The detective only shrugged. “Just what I say.” He was looking at his boots. “You’re on your own, Mr. Quirke, in the matter of Dolly Moran, deceased. If there are to be developments in the case, as you call them, then somebody else will have to do the developing, I’m afraid.”
They came to the corner of Merrion Street. From across the road the policeman guarding the parliament gates was eyeing them with lax curiosity where they had halted in the midst of the morning crowd of functionaries and typists hurrying to their desks. He had probably recognized Hackett, Quirke thought, for Hackett was famous in the force.
“I wonder, Mr. Quirke, have you anything you might want to tell me?” the detective said, squinting off to the side. “For the fact is, you seem to me a man burdened with a secret.” He swiveled his eyes and fixed them on Quirke’s face. “Would I be right?”
“I’ve told you all I know,” Quirke said, sounding almost sulky, and looked away.

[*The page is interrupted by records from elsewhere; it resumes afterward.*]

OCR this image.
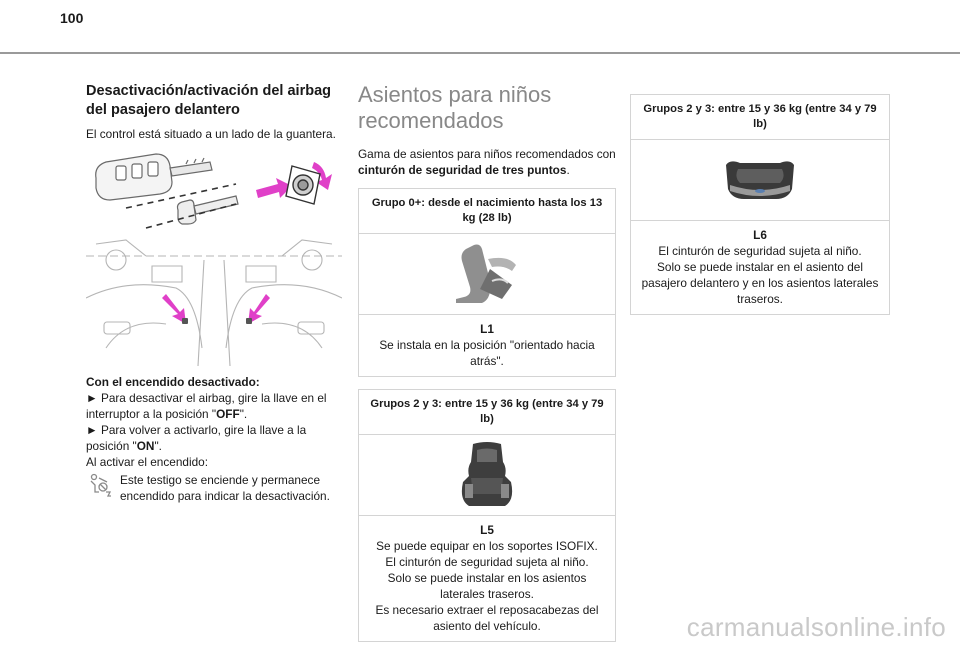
100
Desactivación/activación del airbag del pasajero delantero

El control está situado a un lado de la guantera.

Con el encendido desactivado:

► Para desactivar el airbag, gire la llave en el interruptor a la posición "OFF".

► Para volver a activarlo, gire la llave a la posición "ON".

Al activar el encendido:

Este testigo se enciende y permanece encendido para indicar la desactivación.

Asientos para niños recomendados

Gama de asientos para niños recomendados con cinturón de seguridad de tres puntos.

Grupo 0+: desde el nacimiento hasta los 13 kg (28 lb)
L1
Se instala en la posición "orientado hacia atrás".
Grupos 2 y 3: entre 15 y 36 kg (entre 34 y 79 lb)
L5
Se puede equipar en los soportes ISOFIX.
El cinturón de seguridad sujeta al niño.
Solo se puede instalar en los asientos laterales traseros.
Es necesario extraer el reposacabezas del asiento del vehículo.
Grupos 2 y 3: entre 15 y 36 kg (entre 34 y 79 lb)
L6
El cinturón de seguridad sujeta al niño.
Solo se puede instalar en el asiento del pasajero delantero y en los asientos laterales traseros.
carmanualsonline.info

“Because here’s the thing,” Hackett went on. “Before I was called off the case-and maybe, for all I know, it was the reason I was called off it-I discovered that Dolly Moran used to work for the family of Chief Justice Griffin himself. It’s something you omitted to mention, when we had our little talk at the hospital that day, but I’m sure it just slipped your mind. Anyway, now here you are, that used to be married into that same family, asking after developments in the investigation of Dolly’s murder. Not at all elementary, I’d say, Dr. Quirke. Eh?” He smiled. “But I’ll let you get on to your work, now, for I’m sure you’re a busy man.” He made to move away, stopped, turned back. “By the bye,” he said in a conversational tone, “did Dolly Moran mention anything to you about the Mother of Mercy Laundry?” Quirke shook his head. “Place up in Inchicore. They take in girls that have got themselves in trouble and work them till they’ve-what’s the word?-expiated their sin. There was some talk of Dolly Moran being connected with the place. I had a word with the head nun up there, but she swore she’d never heard of anyone of that name. I’m ashamed to say I was almost inclined to disbelieve the holy woman.”

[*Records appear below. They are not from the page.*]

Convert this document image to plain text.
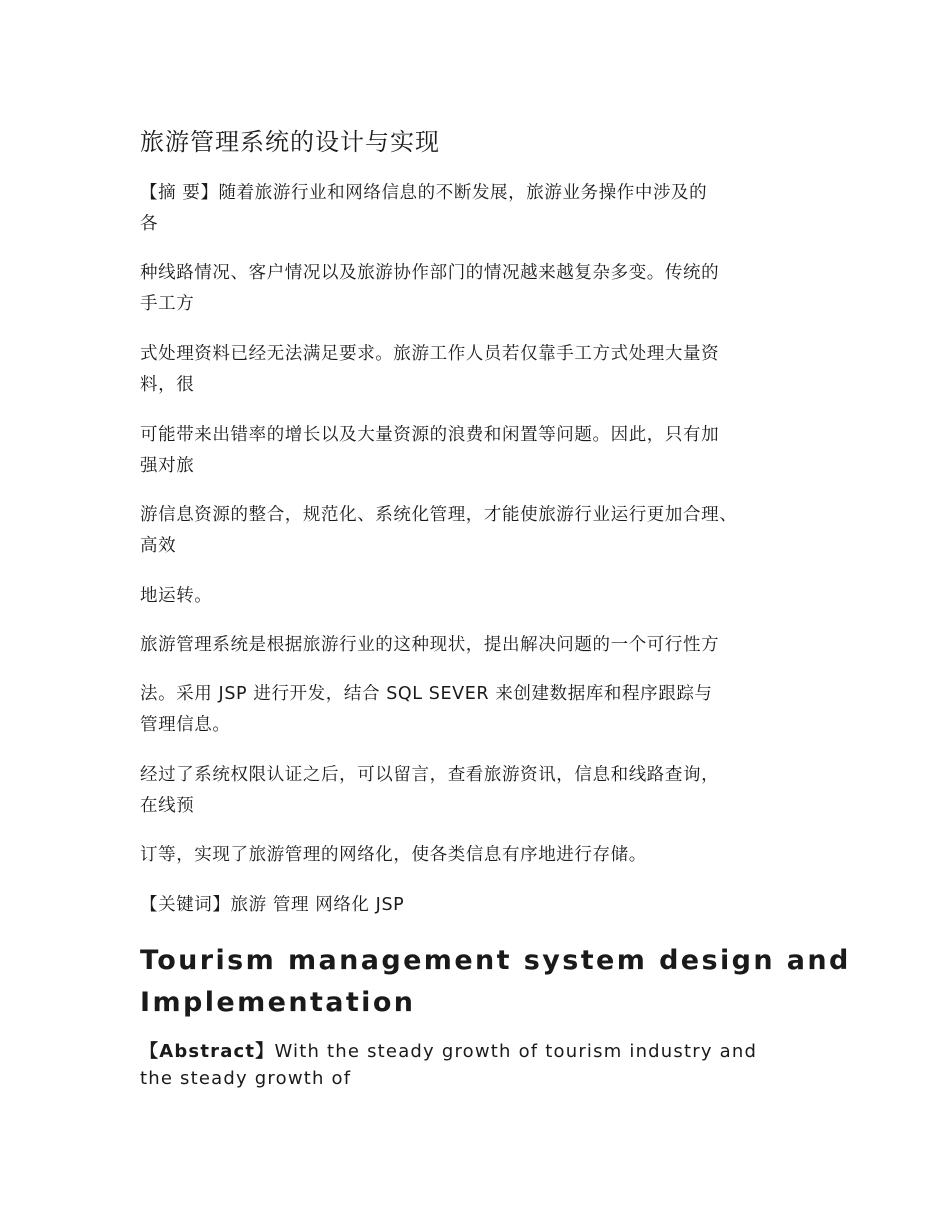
旅游管理系统的设计与实现
【摘 要】随着旅游行业和网络信息的不断发展，旅游业务操作中涉及的
各
种线路情况、客户情况以及旅游协作部门的情况越来越复杂多变。传统的
手工方
式处理资料已经无法满足要求。旅游工作人员若仅靠手工方式处理大量资
料，很
可能带来出错率的增长以及大量资源的浪费和闲置等问题。因此，只有加
强对旅
游信息资源的整合，规范化、系统化管理，才能使旅游行业运行更加合理、
高效
地运转。
旅游管理系统是根据旅游行业的这种现状，提出解决问题的一个可行性方
法。采用 JSP 进行开发，结合 SQL SEVER 来创建数据库和程序跟踪与
管理信息。
经过了系统权限认证之后，可以留言，查看旅游资讯，信息和线路查询，
在线预
订等，实现了旅游管理的网络化，使各类信息有序地进行存储。
【关键词】旅游 管理 网络化 JSP
Tourism management system design and
Implementation
【Abstract】With the steady growth of tourism industry and
the steady growth of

Quirke cleared his throat. “No,” he said, “Dolly didn’t say anything about a laundry. In fact, she said very little. I think she didn’t trust me.”

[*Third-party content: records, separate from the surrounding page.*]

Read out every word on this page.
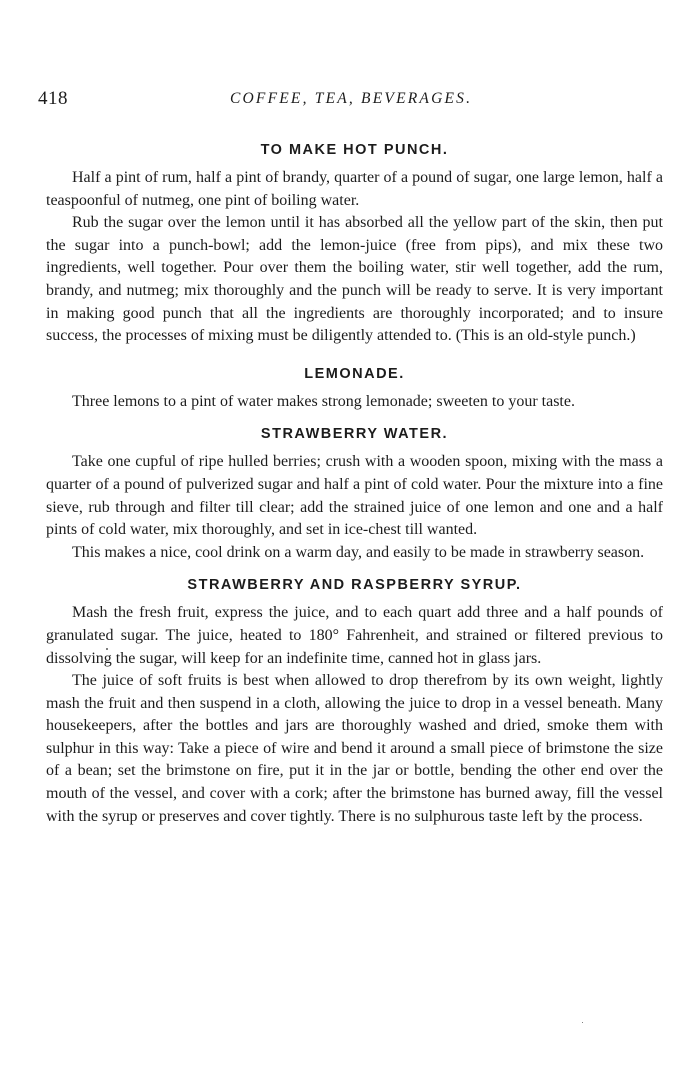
418	COFFEE, TEA, BEVERAGES.
TO MAKE HOT PUNCH.

Half a pint of rum, half a pint of brandy, quarter of a pound of sugar, one large lemon, half a teaspoonful of nutmeg, one pint of boiling water.

Rub the sugar over the lemon until it has absorbed all the yellow part of the skin, then put the sugar into a punch-bowl; add the lemon-juice (free from pips), and mix these two ingredients, well together. Pour over them the boiling water, stir well together, add the rum, brandy, and nutmeg; mix thoroughly and the punch will be ready to serve. It is very important in making good punch that all the ingredients are thoroughly incorporated; and to insure success, the processes of mixing must be diligently attended to. (This is an old-style punch.)

LEMONADE.

Three lemons to a pint of water makes strong lemonade; sweeten to your taste.

STRAWBERRY WATER.

Take one cupful of ripe hulled berries; crush with a wooden spoon, mixing with the mass a quarter of a pound of pulverized sugar and half a pint of cold water. Pour the mixture into a fine sieve, rub through and filter till clear; add the strained juice of one lemon and one and a half pints of cold water, mix thoroughly, and set in ice-chest till wanted.

This makes a nice, cool drink on a warm day, and easily to be made in strawberry season.

STRAWBERRY AND RASPBERRY SYRUP.

Mash the fresh fruit, express the juice, and to each quart add three and a half pounds of granulated sugar. The juice, heated to 180° Fahrenheit, and strained or filtered previous to dissolving the sugar, will keep for an indefinite time, canned hot in glass jars.

The juice of soft fruits is best when allowed to drop therefrom by its own weight, lightly mash the fruit and then suspend in a cloth, allowing the juice to drop in a vessel beneath. Many housekeepers, after the bottles and jars are thoroughly washed and dried, smoke them with sulphur in this way: Take a piece of wire and bend it around a small piece of brimstone the size of a bean; set the brimstone on fire, put it in the jar or bottle, bending the other end over the mouth of the vessel, and cover with a cork; after the brimstone has burned away, fill the vessel with the syrup or preserves and cover tightly. There is no sulphurous taste left by the process.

Hackett, his head on one side, was studying him with the careful but detached attention of a portrait painter measuring up his subject. “She was good at keeping secrets, all right, it seems,” he said, and sighed. “Ah, God rest her, poor old Dolly.”
He nodded once and turned and strolled away in the direction in which they had come. Quirke watched him go. Yes, poor old Dolly. A gust of wind caught the skirts of the detective’s overcoat and made them flap around him like furling sails, and for a moment it was as if the man inside the coat had vanished, vanished entirely.
“…I’M SORRY, MR. QUIRKE,” THE NUN SAID, “BUT I CAN’T HELP YOU.” Her look was distracted and flickering, and she kept passing an invisible set of Rosary beads agitatedly through her fingers, which were bony and tapered, like pale twigs. He had been startled to see, despite the wimple, that she was, or had once been, beautiful. She was tall and angular of frame, and the floor-length black habit that she wore, falling from her waist in fluted folds like a classical column, gave her an aspect of the statuesque. Her eyes were blue and so clear it seemed that if he peered deeply enough he would see all the way through into the narrow white chamber of her skull. She was called Sister Dominic; he wondered what her own, her given, name had been. “You tell me that she died,” she said, “this girl?”